September 14, 2019 • #

⚖️ The Use of Knowledge in Society

I’ve been reading some of Hayek’s famous articles this week. This one is all about what he probably considered one of the most important concepts, since these basic ideas form a central thesis for most of his works. His argument was for bottoms-up, decentralized systems of decision-making instead of centralized, top-down systems:

The peculiar character of the problem of a rational economic order is determined precisely by the fact that the knowledge of the circumstances of which we must make use never exists in concentrated or integrated form but solely as the dispersed bits of incomplete and frequently contradictory knowledge which all the separate individuals possess. The economic problem of society is thus not merely a problem of how to allocate “given” resources—if “given” is taken to mean given to a single mind which deliberately solves the problem set by these “data.” It is rather a problem of how to secure the best use of resources known to any of the members of society, for ends whose relative importance only these individuals know. Or, to put it briefly, it is a problem of the utilization of knowledge which is not given to anyone in its totality.

🇮🇸 Islandia

This short film of drone footage showcases the amazing, almost-alien, landscapes of Iceland. This guy’s channel has a lot of interesting quick films like this.

🔎 fzf

A fuzzy finder for the command line. Just install it from Homebrew with brew install fzf and improve your file searching on the shell. No more having to remember find command syntax.

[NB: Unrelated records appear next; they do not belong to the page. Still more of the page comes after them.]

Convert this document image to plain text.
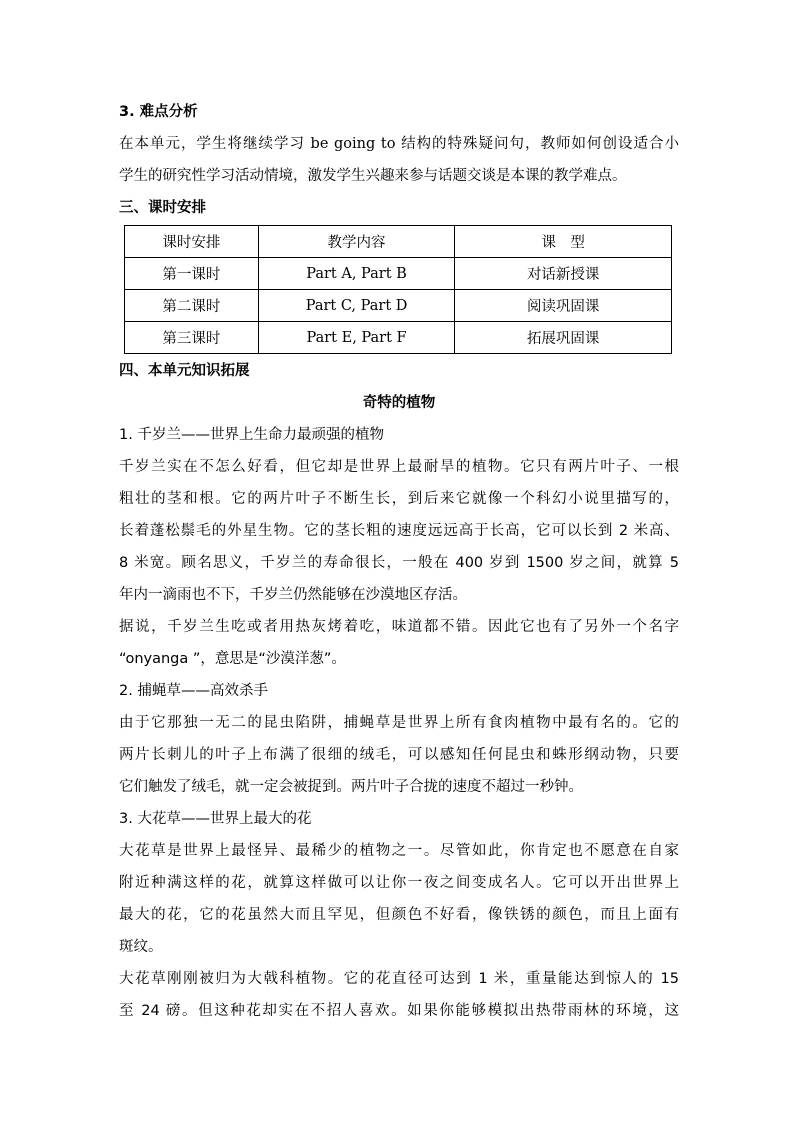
3. 难点分析
在本单元，学生将继续学习 be going to 结构的特殊疑问句，教师如何创设适合小
学生的研究性学习活动情境，激发学生兴趣来参与话题交谈是本课的教学难点。
三、课时安排
课时安排	教学内容	课　型
第一课时	Part A, Part B	对话新授课
第二课时	Part C, Part D	阅读巩固课
第三课时	Part E, Part F	拓展巩固课
四、本单元知识拓展
奇特的植物
1. 千岁兰——世界上生命力最顽强的植物
千岁兰实在不怎么好看，但它却是世界上最耐旱的植物。它只有两片叶子、一根
粗壮的茎和根。它的两片叶子不断生长，到后来它就像一个科幻小说里描写的，
长着蓬松鬃毛的外星生物。它的茎长粗的速度远远高于长高，它可以长到 2 米高、
8 米宽。顾名思义，千岁兰的寿命很长，一般在 400 岁到 1500 岁之间，就算 5
年内一滴雨也不下，千岁兰仍然能够在沙漠地区存活。
据说，千岁兰生吃或者用热灰烤着吃，味道都不错。因此它也有了另外一个名字
“onyanga ”，意思是“沙漠洋葱”。
2. 捕蝇草——高效杀手
由于它那独一无二的昆虫陷阱，捕蝇草是世界上所有食肉植物中最有名的。它的
两片长刺儿的叶子上布满了很细的绒毛，可以感知任何昆虫和蛛形纲动物，只要
它们触发了绒毛，就一定会被捉到。两片叶子合拢的速度不超过一秒钟。
3. 大花草——世界上最大的花
大花草是世界上最怪异、最稀少的植物之一。尽管如此，你肯定也不愿意在自家
附近种满这样的花，就算这样做可以让你一夜之间变成名人。它可以开出世界上
最大的花，它的花虽然大而且罕见，但颜色不好看，像铁锈的颜色，而且上面有
斑纹。
大花草刚刚被归为大戟科植物。它的花直径可达到 1 米，重量能达到惊人的 15
至 24 磅。但这种花却实在不招人喜欢。如果你能够模拟出热带雨林的环境，这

Russ Roberts on Key Economic Concepts for Founders

September 12, 2019 • #

This is a good interview with a great interviewer, Russ Roberts of EconTalk. His is probably my favorite podcast — if I only listen to 1 episode a week, it’s the latest EconTalk.

On Adam Smith, The Theory of Moral Sentiments, the topics he covers on EconTalk, and economic concepts that are valuable to tech founders.

9/11

September 11, 2019 • #

I’m always proud of our annual tributes. It matters to keep perspective on how bad things can get, how good most of us really have it, and those first-responders, public servants, and national security forces that work to keep it that way.

Fulcrum 9/11

Netlify for Content Management and Hosting

September 10, 2019 • #

We’ve been exploring options for adding a CMS to our Jekyll-powered website for Fulcrum over the last couple of weeks, looking for ways to add more content editor-friendly capabilities without having to overhaul everything under the hood, or move to a full hosted CMS like Wordpress. The product and design teams responsible for the technical development of the website all prefer the simplicity and flexibility of static site generators, but understand the relative opacity of learning git, command lines, and the vagaries of something like Jekyll for team members just writing content.

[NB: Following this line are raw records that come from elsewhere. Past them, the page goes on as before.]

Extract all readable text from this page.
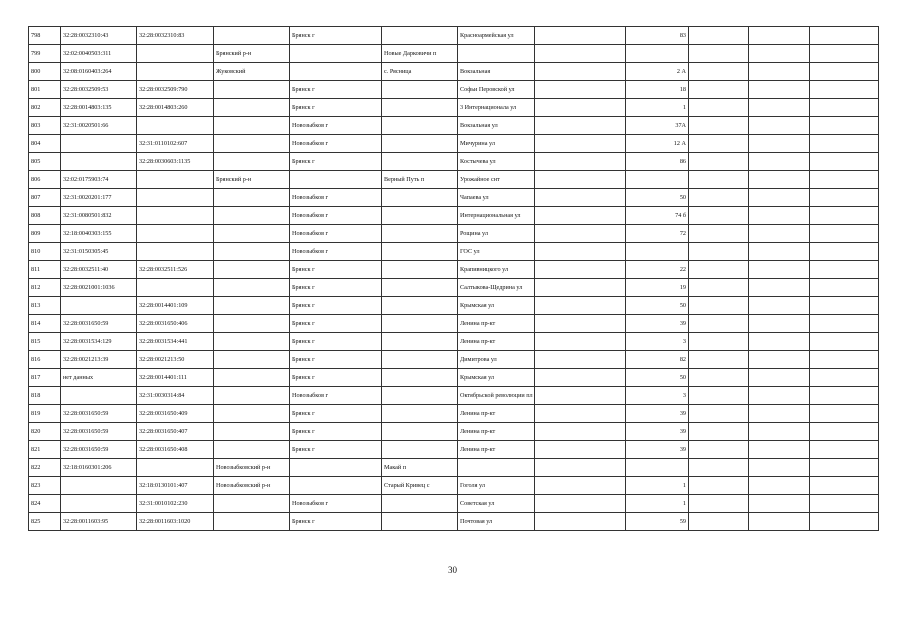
798	32:28:0032310:43	32:28:0032310:83		Брянск г		Красноармейская ул		83			
799	32:02:0040503:311		Брянский р-н		Новые Дарковичи п						
800	32:08:0160403:264		Жуковский		с. Рясница	Вокзальная		2 А			
801	32:28:0032509:53	32:28:0032509:790		Брянск г		Софьи Перовской ул		18			
802	32:28:0014803:135	32:28:0014803:260		Брянск г		3 Интернационала ул		1			
803	32:31:0020501:66			Новозыбков г		Вокзальная ул		37А			
804		32:31:0110102:607		Новозыбков г		Мичурина ул		12 А			
805		32:28:0030603:1135		Брянск г		Костычева ул		86			
806	32:02:0175903:74		Брянский р-н		Верный Путь п	Урожайное снт					
807	32:31:0020201:177			Новозыбков г		Чапаева ул		50			
808	32:31:0080501:832			Новозыбков г		Интернациональная ул		74 б			
809	32:18:0040303:155			Новозыбков г		Рощина ул		72			
810	32:31:0150305:45			Новозыбков г		ГОС ул					
811	32:28:0032511:40	32:28:0032511:526		Брянск г		Крапивницкого ул		22			
812	32:28:0021001:1036			Брянск г		Салтыкова-Щедрина ул		19			
813		32:28:0014401:109		Брянск г		Крымская ул		50			
814	32:28:0031650:59	32:28:0031650:406		Брянск г		Ленина пр-кт		39			
815	32:28:0031534:129	32:28:0031534:441		Брянск г		Ленина пр-кт		3			
816	32:28:0021213:39	32:28:0021213:50		Брянск г		Димитрова ул		82			
817	нет данных	32:28:0014401:111		Брянск г		Крымская ул		50			
818		32:31:0030314:84		Новозыбков г		Октябрьской революции пл		3			
819	32:28:0031650:59	32:28:0031650:409		Брянск г		Ленина пр-кт		39			
820	32:28:0031650:59	32:28:0031650:407		Брянск г		Ленина пр-кт		39			
821	32:28:0031650:59	32:28:0031650:408		Брянск г		Ленина пр-кт		39			
822	32:18:0160301:206		Новозыбковский р-н		Макай п						
823		32:18:0130101:407	Новозыбковский р-н		Старый Кривец с	Гоголя ул		1			
824		32:31:0010102:230		Новозыбков г		Советская ул		1			
825	32:28:0011603:95	32:28:0011603:1020		Брянск г		Почтовая ул		59			
30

One of the options we’ve been looking at is Netlify CMS, along with their deployment and hosting platform as a GitHub Pages replacement. Their CMS is open source, and it’s attractive because of how simple it is to wire up to your static site with a single YAML file. Essentially all you need to do is define your content types in the configuration, then the CMS generates all of the editing UI for creating new or editing existing markdown files.

To kick the tires, I set it up locally for this site, and also ended up migrating the hosting for the entire site over to Netlify. The transition was totally seamless; now I’ve got my site running with the latest and greatest Jekyll and other libraries, added a CMS for when I want to quickly make edits or posts without involving a git workflow, and Netlify’s CDN is blazing fast. I love that none of the rest of my workflow using a git repo, markdown, or Jekyll has to change — all pushes to master trigger automated tests and deploys on Netlify.

There are some other things there I’m going to experiment with, especially the option for post-processing operations like minifying CSS and Javascript, as well as lossless image compression, both in service of page speed performance improvements.